The first time I tried Dalgona coffee, the whipped beverage phenomenon that’s taken over the Internet in these past few weeks, I made it on a Monday after my post-work commute from the living room area to the kitchen. I had all the necessary ingredients: instant coffee, sugar, water and a whisk. No wonder it’s so popular: it was easy to make, and looked so nice! Thick, caramel clouds of fluff just floating on top of my glass of hot milk.
And at about two tablespoons of Folgers Instant, it also had an insane amount of caffeine in it—a teaspoon alone makes a single cup. This did not sit well with my otherwise caffeine-agnostic body. Usually, I can have a big coffee well after dinner; I didn’t fall asleep till past two in the morning that night.

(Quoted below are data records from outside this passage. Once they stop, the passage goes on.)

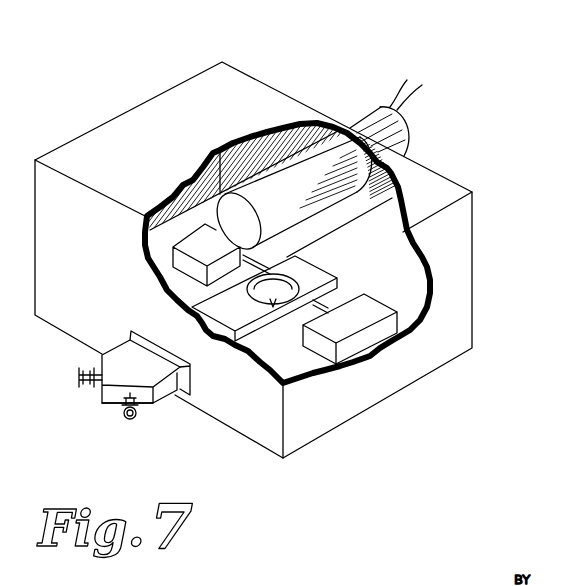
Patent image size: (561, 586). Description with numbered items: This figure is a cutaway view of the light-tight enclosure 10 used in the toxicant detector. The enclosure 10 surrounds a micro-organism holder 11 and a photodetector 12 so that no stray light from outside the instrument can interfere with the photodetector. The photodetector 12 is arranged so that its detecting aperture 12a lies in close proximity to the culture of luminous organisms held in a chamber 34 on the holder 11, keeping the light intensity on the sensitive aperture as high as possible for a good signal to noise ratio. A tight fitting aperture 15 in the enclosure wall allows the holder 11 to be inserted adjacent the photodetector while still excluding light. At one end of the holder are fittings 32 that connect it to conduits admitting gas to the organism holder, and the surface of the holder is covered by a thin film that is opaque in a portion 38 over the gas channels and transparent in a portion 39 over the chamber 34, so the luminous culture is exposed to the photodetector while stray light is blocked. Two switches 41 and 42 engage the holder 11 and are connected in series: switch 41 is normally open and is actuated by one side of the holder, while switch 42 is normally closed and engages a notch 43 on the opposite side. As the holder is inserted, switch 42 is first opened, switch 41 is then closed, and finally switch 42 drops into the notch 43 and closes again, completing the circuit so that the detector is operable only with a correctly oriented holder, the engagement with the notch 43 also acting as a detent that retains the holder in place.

The light-tight enclosure 10 is at (482, 258).
The micro-organism holder 11 is at (160, 405).
The photodetector 12 is at (360, 106).
The detecting aperture 12a is at (303, 215).
The tight fitting aperture 15 is at (131, 333).
The fittings 32 is at (78, 380).
The chamber 34 is at (327, 273).
The opaque portion 38 is at (124, 354).
The transparent portion 39 is at (340, 278).
The switch 41 is at (317, 341).
The switch 42 is at (190, 233).
The notch 43 is at (265, 262).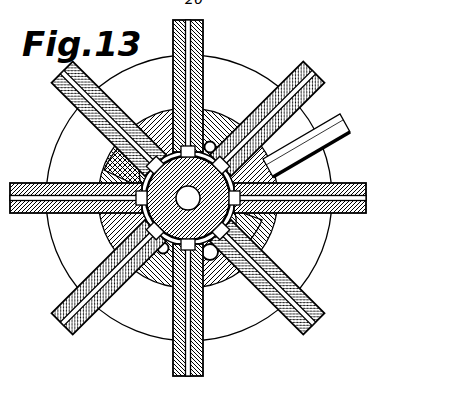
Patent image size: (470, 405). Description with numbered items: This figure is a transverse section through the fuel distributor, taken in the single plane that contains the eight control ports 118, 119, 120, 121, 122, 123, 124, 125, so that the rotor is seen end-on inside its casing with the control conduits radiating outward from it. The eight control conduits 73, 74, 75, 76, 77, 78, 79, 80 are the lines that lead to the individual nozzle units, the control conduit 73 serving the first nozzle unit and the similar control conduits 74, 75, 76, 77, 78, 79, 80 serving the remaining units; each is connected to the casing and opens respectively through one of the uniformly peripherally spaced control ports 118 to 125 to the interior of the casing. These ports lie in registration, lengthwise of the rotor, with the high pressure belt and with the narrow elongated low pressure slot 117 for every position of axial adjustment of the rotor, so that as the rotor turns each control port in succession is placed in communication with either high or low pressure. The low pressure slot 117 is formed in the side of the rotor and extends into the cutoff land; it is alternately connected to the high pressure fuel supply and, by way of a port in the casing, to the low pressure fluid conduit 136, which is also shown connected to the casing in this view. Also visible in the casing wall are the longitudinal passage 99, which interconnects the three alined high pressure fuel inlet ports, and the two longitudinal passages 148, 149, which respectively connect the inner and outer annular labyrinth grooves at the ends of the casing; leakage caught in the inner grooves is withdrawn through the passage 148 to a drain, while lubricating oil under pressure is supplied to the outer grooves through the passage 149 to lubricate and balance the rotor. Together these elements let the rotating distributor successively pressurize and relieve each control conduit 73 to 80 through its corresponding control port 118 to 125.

The control conduit 73 is at (201, 316).
The control conduit 74 is at (100, 270).
The control conduit 75 is at (48, 182).
The control conduit 76 is at (112, 124).
The control conduit 77 is at (205, 46).
The control conduit 78 is at (322, 94).
The control conduit 79 is at (350, 193).
The control conduit 80 is at (284, 284).
The longitudinal passage 99 is at (206, 290).
The low pressure slot 117 is at (188, 198).
The control port 118 is at (160, 282).
The control port 119 is at (104, 234).
The control port 120 is at (108, 162).
The control port 121 is at (116, 143).
The control port 122 is at (174, 122).
The control port 123 is at (280, 172).
The control port 124 is at (276, 228).
The control port 125 is at (268, 244).
The low pressure fluid conduit 136 is at (330, 118).
The longitudinal passage 148 is at (158, 272).
The longitudinal passage 149 is at (232, 130).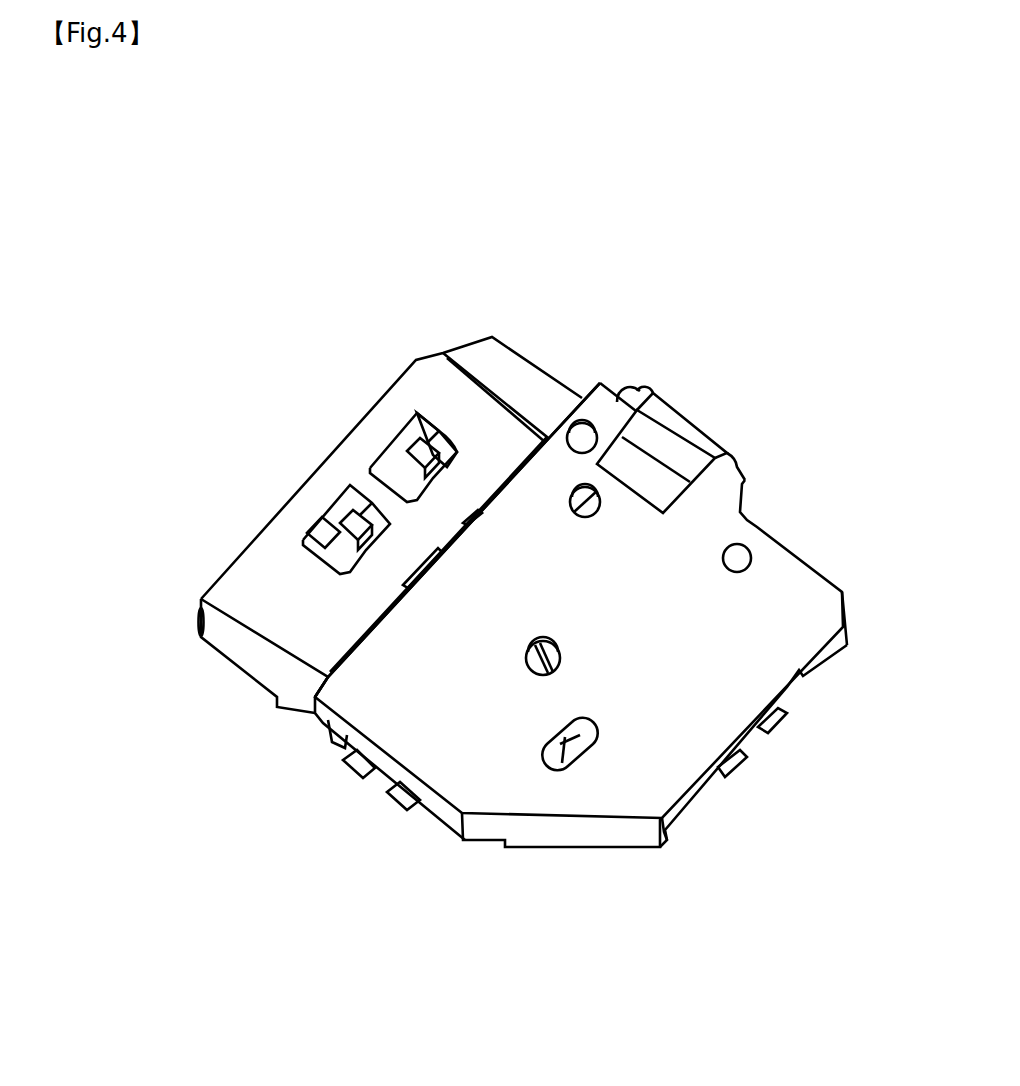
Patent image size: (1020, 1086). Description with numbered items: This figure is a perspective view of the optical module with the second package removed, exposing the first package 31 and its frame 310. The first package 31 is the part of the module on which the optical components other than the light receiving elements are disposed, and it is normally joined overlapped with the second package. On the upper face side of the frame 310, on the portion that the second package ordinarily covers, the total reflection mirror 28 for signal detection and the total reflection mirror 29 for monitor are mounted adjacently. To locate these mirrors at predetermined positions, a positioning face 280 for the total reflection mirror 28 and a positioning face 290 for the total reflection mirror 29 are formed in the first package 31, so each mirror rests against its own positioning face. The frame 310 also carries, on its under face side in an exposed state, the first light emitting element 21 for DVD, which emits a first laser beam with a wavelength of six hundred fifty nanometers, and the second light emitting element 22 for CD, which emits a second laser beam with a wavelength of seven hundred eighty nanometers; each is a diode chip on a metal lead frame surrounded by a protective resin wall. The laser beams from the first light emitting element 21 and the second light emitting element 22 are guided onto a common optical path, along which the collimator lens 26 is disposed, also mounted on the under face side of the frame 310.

The first light emitting element 21 is at (398, 800).
The second light emitting element 22 is at (782, 723).
The collimator lens 26 is at (687, 423).
The total reflection mirror for signal detection 28 is at (367, 532).
The positioning face for the total reflection mirror for signal detection 280 is at (304, 540).
The total reflection mirror for monitor 29 is at (417, 477).
The positioning face for the total reflection mirror for monitor 290 is at (430, 440).
The first package 31 is at (838, 522).
The frame 310 is at (594, 410).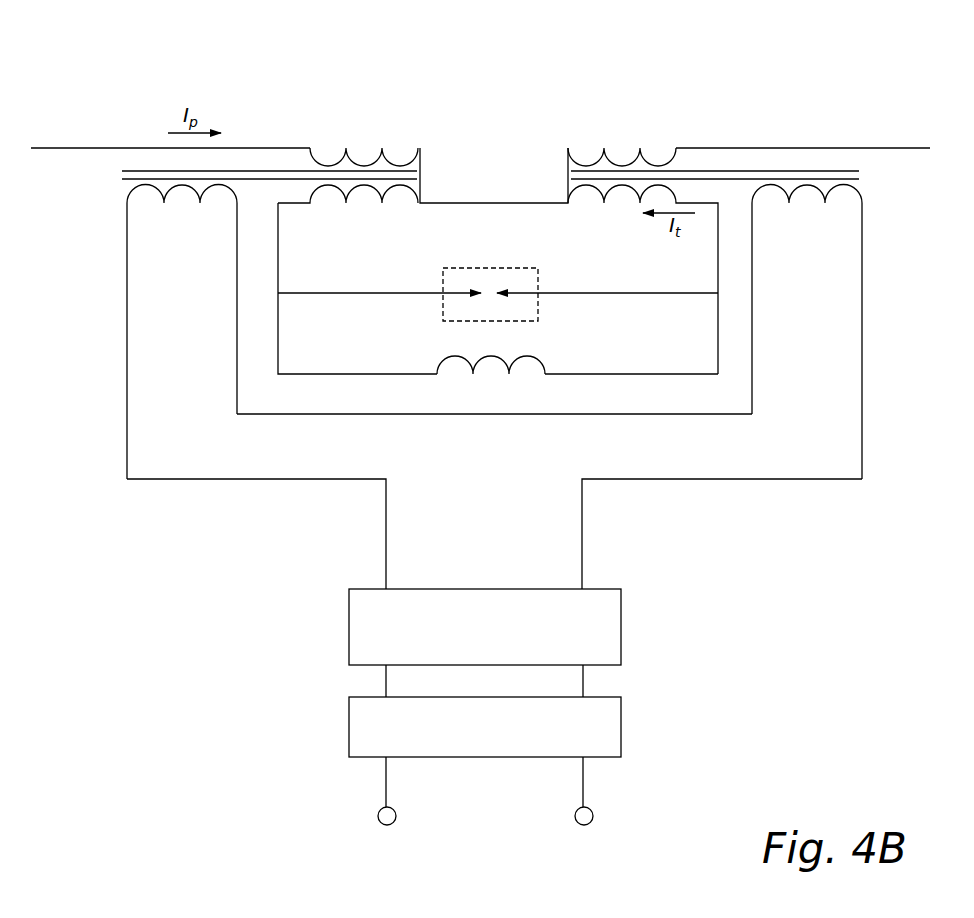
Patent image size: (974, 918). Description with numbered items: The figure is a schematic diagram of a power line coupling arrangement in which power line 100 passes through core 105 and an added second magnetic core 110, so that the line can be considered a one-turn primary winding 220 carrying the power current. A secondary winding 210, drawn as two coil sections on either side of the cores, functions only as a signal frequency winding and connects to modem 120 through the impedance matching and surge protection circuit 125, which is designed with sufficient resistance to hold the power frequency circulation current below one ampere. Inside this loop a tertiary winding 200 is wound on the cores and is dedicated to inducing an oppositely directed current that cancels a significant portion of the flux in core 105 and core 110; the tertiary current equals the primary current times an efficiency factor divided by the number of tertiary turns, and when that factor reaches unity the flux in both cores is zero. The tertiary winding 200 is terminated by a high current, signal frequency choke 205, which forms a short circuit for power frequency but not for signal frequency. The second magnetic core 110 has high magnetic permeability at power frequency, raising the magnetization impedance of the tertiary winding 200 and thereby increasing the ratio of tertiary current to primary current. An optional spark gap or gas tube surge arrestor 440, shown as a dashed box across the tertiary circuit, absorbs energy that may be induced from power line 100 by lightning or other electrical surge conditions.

The power line 100 is at (728, 147).
The core 105 is at (120, 178).
The second magnetic core 110 is at (863, 173).
The modem 120 is at (626, 730).
The impedance matching and surge protection circuit 125 is at (626, 626).
The tertiary winding 200 is at (582, 204).
The signal frequency choke 205 is at (500, 379).
The secondary winding 210 is at (217, 206).
The primary winding 220 is at (619, 146).
The spark gap or gas tube surge arrestor 440 is at (531, 324).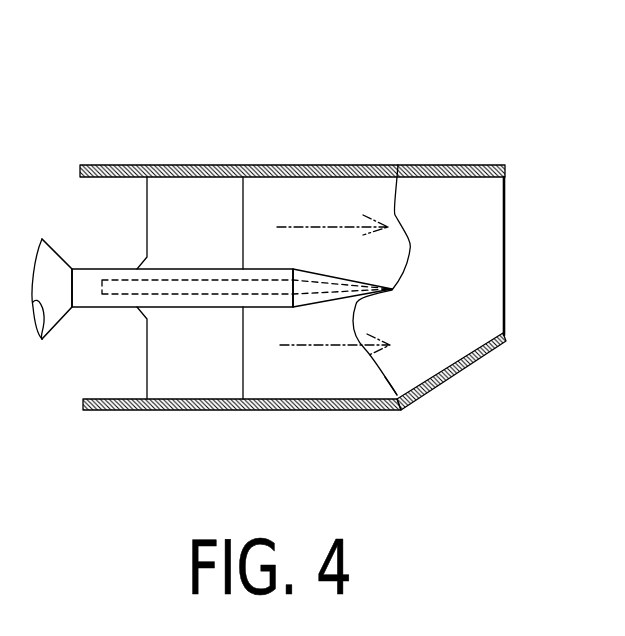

What should’ve happened next was I’d wake up tired the next morning and return to my regular espresso-based caffeine fix. Instead, I ended up trying four different dalgona variations over the next week: with whipped cream (too rich), with regular espresso and sugar (didn’t work), and with aquafaba, which tasted like salted chickpeas and coffee and was absolutely disgusting. Convinced that the processed nature of instant coffee was what made the drink whip up so well, I also tried the method on this brand of freeze-dried instant ginger drink I like; it just turned into a puddle of honey soup.
I did all this because I wanted a homemade version of a whipped coffee that didn’t rocket-fuel me into the early hours of the morning, and probably a little bit because at week five of quarantine, I’m starting to go nuts.
When it comes to dalgona-recipe-fiddling as the outlet for pent-up quarantine anxiety, it turns out I’m not the only one. In looking for established alternatives to making a whipped coffee at home (did you know this drink has decades-long histories in Libya, India, Greece and Macau?) I came across a recipe from Australian culture site Broadsheet that looked promising. The author, who cycled through every method I tried and more—chemical emulsifiers and stabilizers get involved at one point—eventually landed on using Italian meringue as a method of whipping espresso into those lovely, creamy clouds.
Italian meringue is a little different from its French and Swiss counterparts in that it relies on pouring hot sugar syrup into egg whites while they’re being whipped. This gently pasteurizes the eggs, making them more stable than French meringue but still lighter in texture than Swiss.
The recipe, which you can find here, involves two components: boiling 4 ounces of strong espresso or coffee and half a cup of sugar into a simple syrup, then pouring that syrup into two egg whites halfway through the process of whipping them into stiff peaks. The egg whites should be whipped with a bit of lemon juice or cream of tartar, and be at medium-peak stage by the time you pour the syrup in in a slow, consistent stream. The result is a glossy, latte-hued whip that’s denser than the dalgona version; it’s almost like eating coffee marshmallows. After all those failed experiments, of course I tried it. Here’s how it turned out for me:
Was it anywhere near as convenient as the original recipe? Absolutely not: this multi-step (and multi-pot) method isn’t most people’s idea of a fun way to make coffee, not to mention the fact that you need an electric egg beater or kitchen mixer to make this work. In its defence, though, it is deeply delicious, fridge-stable (you can keep the whip in the fridge for future coffees for a couple of days), and far more adaptable: since it isn’t the coffee that’s making this foam work, you can flavour the sugar syrup however you like before making the meringue. Mint? Cardamom? Cocoa? So many options that don’t involve instant coffee—or caffeine.